For now, a better outlook is in sight for our economy, but to materialize so, the participation of everyone is required. “The ideal is that economic recovery involves everyone and we must aim for that,” he asserted.
Inflation in target range
For the general manager of the IPE and director of the BCRP, the best news to start the year is that inflation is already very close to the target range.
“A very important objective was achieved, since inflation is no longer a point of discussion in the debates or economic forums and that is very positive,” Macera stressed.
He expressed confidence that this situation can be maintained. “The expectation is to return to the target range and the good thing is that in the sector where prices had risen the most, which is food and energy, we are now seeing a very significant decline. Let us remember that these sectors are the ones that affect many homes the most, but it has already been almost controlled and a clear improvement is observed,” Macera revealed.
Regarding the exchange rate, the economist specified that it is not possible to predict its behavior or fluctuation. “The forces that influence the exchange rate have decreased in intensity in recent months. Furthermore, the probability that the United States Federal Reserve (FED) will continue to lower its reference interest rate in the coming months has decreased. This means that there will be a stronger dollar in the following months,” he said.

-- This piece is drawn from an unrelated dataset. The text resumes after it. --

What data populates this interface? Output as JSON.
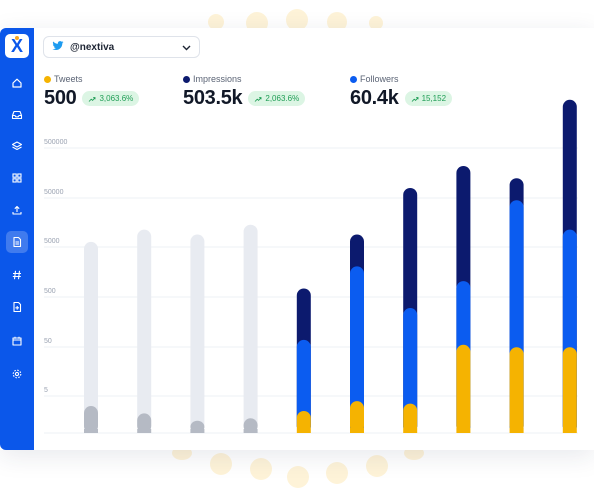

However, Macera explained that exchange rate movements in Peru have been quite low compared to the rest of the region.
“This generates important stability for economic agents. The lower the price of the US currency, the less the exchange rate in Peru will fluctuate. This is one of the country's great attributes to attract investment. Regardless of a free market, the exchange rate fluctuates little, something that other Latin American economies cannot boast,” said the economist.